I would love to see my namesake sponsor a team.

"Aside from Nascar, no major American sports league permits prominent advertising on team jerseys" And which sport is generating more dollars per fan in America than any other? Or at least biggest percentage increase in dollars per fan.

Nothing would be funnier to me than watching Landon Donovan galavant around with a Summer's Eve logo on his jersey.

Crystal Palace spent a long time running about with "Virgin" on their chests. This is where you cue the joke about them never having scored... etc.

This is a good move for the MLS, which is getting closer to real respectability with the soccer-specific stadiums. Before I started following the Premiership, I would've hated the ads. But it's a soccer tradition that makes money for clubs, so it's hard to see why the U.S. teams shouldn't try it.

Canadian Football League teams have been doing this for a number of years. I barely notice the patches on the front of the jerseys. It certainly doesn't affect my enjoyment of the game, or distract me at all.

I would think that, given the ubiquity of advertising on soccer/football jerseys/kits, it would actually enhance MLS's credibility to have advertisements, as long as they can maintain some basic standards.

This is not a good move because then other sports leagues will follow and then every sport will turn into a big ball of advertising and it will keep getting bigger and bigger.

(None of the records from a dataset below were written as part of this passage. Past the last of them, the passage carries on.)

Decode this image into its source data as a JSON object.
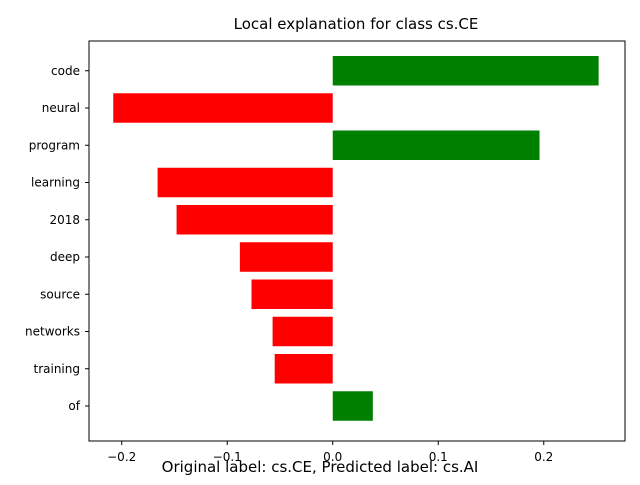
{
  "chart_data": {
    "type": "bar",
    "orientation": "horizontal",
    "title": "Local explanation for class cs.CE",
    "categories": [
      "code",
      "neural",
      "program",
      "learning",
      "2018",
      "deep",
      "source",
      "networks",
      "training",
      "of"
    ],
    "values": [
      0.252,
      -0.208,
      0.196,
      -0.166,
      -0.148,
      -0.088,
      -0.077,
      -0.057,
      -0.055,
      0.038
    ],
    "xlim": [
      -0.231,
      0.277
    ],
    "x_ticks": [
      -0.2,
      -0.1,
      0.0,
      0.1,
      0.2
    ],
    "x_tick_labels": [
      "−0.2",
      "−0.1",
      "0.0",
      "0.1",
      "0.2"
    ],
    "xlabel": "",
    "ylabel": "",
    "grid": false,
    "positive_color": "#008000",
    "negative_color": "#ff0000"
  },
  "caption": "Original label: cs.CE, Predicted label: cs.AI"
}
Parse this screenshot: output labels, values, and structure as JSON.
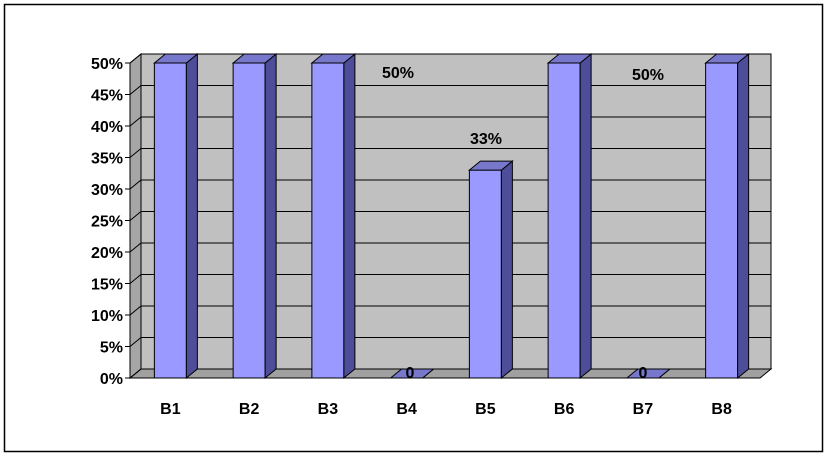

If you compare this to what happens at your average NBA game (where you are bombarded non-stop by ear-splitting volume, product promotion during every piddly time out), this is pretty mild. In the EPL, the name is planted on the shirt, and really, no other mention is made of it. Unlike the "this third down conversion is brought to you by Gatorade" world of American professional sport. Like rcade, when I first started watching EPL games as a kid, I always thought it was odd that they had corporate brands on their shirts where one might be accustomed to seeing the team name, but I kind of grew to like it. The proliferation of commercialism (other than the ads on billboards at the perimeter of the pitch), almost stopped there. In American sport, where they do not (yet) put adds for corporations on jerseys, you have individuals like Michael Jordan and Allen Iverson that are practically owned by corporations like Nike and Reebok, and paying them to say things like "I'm going to Disneyworld" after they win the big game. If I had to choose, I'd rather have a big logo on my favorite team's jersey, than all the other crap that's foisted upon us.